Christoph Hein über Versailles

Nicht schuldig

Man weiß es längst, selbst unter Linken: Das Vertrauen in die Politik ist nach Jahren des Reformstaus und durch zunehmende soziale Ungerechtigkeiten erschöpft. Es muß etwas geschehen, und da sind vor allem die Intellektuellen gefragt, z.B. Christoph Hein, Mitherausgeber der Wochenzeitung Freitag. Beim Treffen der SPD-Spitze mit intellektuellen Sympathisanten der Partei hat er sich dazu seine Gedanken gemacht, die auch im Freitag zu lesen sind.

"Hitler gelang es, in den ersten fünf Jahren seiner Herrschaft bei einem großen Teil der Bevölkerung - und nicht nur in Deutschland - Anerkennung und Respekt zu erwerben", so charakterisiert Hein das Gegenmodell zur derzeitigen Vertrauenskrise der Politik. Dafür seien zwei Leistungen der Nazis entscheidend gewesen. Erstens: "Hitler gelang es, durch ein radikales Arbeitsbeschaffungsprogramm die hohe Arbeitslosigkeit in Deutschland zu beseitigen." Und zweitens: "Hitler beseitigte alle Beschränkungen, die der Pariser Friedensvertrag Deutschland auferlegt hatte."

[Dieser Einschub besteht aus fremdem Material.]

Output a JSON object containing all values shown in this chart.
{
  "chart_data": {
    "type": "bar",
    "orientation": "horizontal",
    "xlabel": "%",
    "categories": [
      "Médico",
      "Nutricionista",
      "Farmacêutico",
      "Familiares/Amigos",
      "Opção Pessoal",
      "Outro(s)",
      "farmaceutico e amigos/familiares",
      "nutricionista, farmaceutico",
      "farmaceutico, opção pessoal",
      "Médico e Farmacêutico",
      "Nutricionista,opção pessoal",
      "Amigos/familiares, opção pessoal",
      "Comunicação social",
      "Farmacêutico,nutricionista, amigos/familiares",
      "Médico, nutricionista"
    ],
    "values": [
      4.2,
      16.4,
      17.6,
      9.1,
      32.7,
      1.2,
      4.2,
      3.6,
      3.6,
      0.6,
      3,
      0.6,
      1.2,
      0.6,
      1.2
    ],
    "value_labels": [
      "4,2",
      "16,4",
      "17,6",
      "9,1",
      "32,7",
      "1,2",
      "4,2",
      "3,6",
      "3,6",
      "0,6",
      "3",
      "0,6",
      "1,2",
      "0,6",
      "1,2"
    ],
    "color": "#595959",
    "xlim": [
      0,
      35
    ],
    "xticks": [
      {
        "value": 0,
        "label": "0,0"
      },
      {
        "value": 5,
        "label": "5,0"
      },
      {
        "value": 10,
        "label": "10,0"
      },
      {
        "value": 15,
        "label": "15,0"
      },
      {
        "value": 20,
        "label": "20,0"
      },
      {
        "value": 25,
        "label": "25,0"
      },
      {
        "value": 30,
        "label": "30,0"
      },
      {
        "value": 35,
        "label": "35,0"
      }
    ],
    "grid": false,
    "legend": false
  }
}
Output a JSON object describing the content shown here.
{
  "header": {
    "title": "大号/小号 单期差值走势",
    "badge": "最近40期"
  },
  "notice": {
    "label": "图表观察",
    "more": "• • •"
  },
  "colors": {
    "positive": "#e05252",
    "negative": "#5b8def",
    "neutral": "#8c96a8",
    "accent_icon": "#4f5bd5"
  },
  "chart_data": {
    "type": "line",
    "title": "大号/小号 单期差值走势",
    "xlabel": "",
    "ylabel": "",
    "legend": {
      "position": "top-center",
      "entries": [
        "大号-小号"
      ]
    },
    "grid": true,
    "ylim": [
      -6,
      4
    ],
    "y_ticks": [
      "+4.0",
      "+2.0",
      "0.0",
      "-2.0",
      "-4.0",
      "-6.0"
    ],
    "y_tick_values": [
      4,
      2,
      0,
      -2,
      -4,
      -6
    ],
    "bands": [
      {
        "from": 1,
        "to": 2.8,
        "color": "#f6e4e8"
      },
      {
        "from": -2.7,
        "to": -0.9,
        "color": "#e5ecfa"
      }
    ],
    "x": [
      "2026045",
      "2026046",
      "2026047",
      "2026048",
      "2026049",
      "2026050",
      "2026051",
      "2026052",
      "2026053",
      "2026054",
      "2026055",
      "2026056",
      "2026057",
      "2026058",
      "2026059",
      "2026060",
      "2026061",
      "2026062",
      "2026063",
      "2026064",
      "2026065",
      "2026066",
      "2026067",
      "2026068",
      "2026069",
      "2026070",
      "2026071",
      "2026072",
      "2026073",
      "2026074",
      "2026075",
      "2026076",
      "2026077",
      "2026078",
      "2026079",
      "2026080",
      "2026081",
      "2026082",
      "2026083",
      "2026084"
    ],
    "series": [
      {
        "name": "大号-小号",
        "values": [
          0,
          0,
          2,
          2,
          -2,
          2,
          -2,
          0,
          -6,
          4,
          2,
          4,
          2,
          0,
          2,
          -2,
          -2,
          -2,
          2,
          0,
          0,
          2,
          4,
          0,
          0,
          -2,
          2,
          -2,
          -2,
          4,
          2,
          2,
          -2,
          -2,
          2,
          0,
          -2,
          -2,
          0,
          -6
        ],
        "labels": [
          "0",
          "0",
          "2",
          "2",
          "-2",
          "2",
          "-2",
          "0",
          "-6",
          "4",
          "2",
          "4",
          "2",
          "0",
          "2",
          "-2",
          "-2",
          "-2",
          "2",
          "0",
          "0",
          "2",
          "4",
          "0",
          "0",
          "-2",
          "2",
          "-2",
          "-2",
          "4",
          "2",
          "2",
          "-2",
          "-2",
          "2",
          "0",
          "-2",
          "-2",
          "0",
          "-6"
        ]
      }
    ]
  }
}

Zukunftsträchtig am nationalsozialistischen "Arbeitsbeschaffungsprogramm" war tatsächlich zweierlei. Zum einen, daß es auf der Grundlage einer forcierten Rüstungskonjunktur durchgeführt wurde, die unmittelbar zur Vorbereitung des deutschen Vernichtungskrieges entfesselt worden war. Zum anderen, daß es durch eine Rückkehr zur absoluten Mehrwertproduktion, also durch die radikale Ausbeutung der Ware Arbeitskraft, in Schwung gebracht wurde. Daß damit der Ausschluß von Juden und anderer "Nichtarier" aus der Ökonomie einherging, scheint Hein genausowenig zu stören wie seine sozialdemokratischen Zuhörer.

Der zweite Teil der Würdigung sollte denen sowieso bekannt vorgekommen sein, sofern sie sich etwas mit ihrer Parteigeschichte auskennen. Immerhin war es Otto Braun, letzter sozialdemokratischer Ministerpräsident Preußens, der auf die Frage nach den Ursachen des Nationalsozialismus die knappe Antwort gab: "Versailles und Moskau". In der Weimarer Republik und noch lange danach war man sich bis weit in sozialdemokratische Kreise mit Hein einig, daß der Vertrag ein Diktat sei und deshalb "schädlich und demütigend". Inzwischen hat selbst die notorisch konservative Geschichtswissenschaft zugeben müssen, daß die Folgen von Versailles keineswegs so katastrophal für die deutsche Wirtschaft waren und die SPD sehr viel mehr Schaden angerichtet hat, indem sie in die Hetze gegen den Friedensvertrag teilweise miteinstimmte.

Hein sucht in seinen "Bemerkungen" nicht nur gute Argumente für die Nazis von damals, sondern auch für die von heute. "Viele, die in meinem Land rechtsradikal wählen werden, sind - nach meinen Erfahrungen - nicht fremdenfeindlich und auch nicht, noch nicht, rechtsradikal. Es sind unsere Mitbürger und unsere Kinder, die in unserer Gesellschaft keine Chance haben, die nicht gebraucht werden." So haben die alten und die neuen Nazis wenigstens eines gemeinsam: die Unschuld.

Damit erklärt sich schließlich der Titel des Vortrages: "Der 12. Geschworene". In dem Film "Die zwölf Geschworenen" von Sidney Lumet schafft es der zwölfte schließlich, seine Kollegen zur Unschuldsvermutung und damit zum Freispruch umzustimmen. Hein erkennt auf nicht schuldig - für die rassistischen DVU-Wähler und für das nationalsozialistische Deutschland. Das macht ihn als Intellektuellen interessant für die Politik. Wenn in Deutschland Intellektuelle Politik machen wollen, müssen sie sich blöd stellen - und die Deutschen exkulpieren.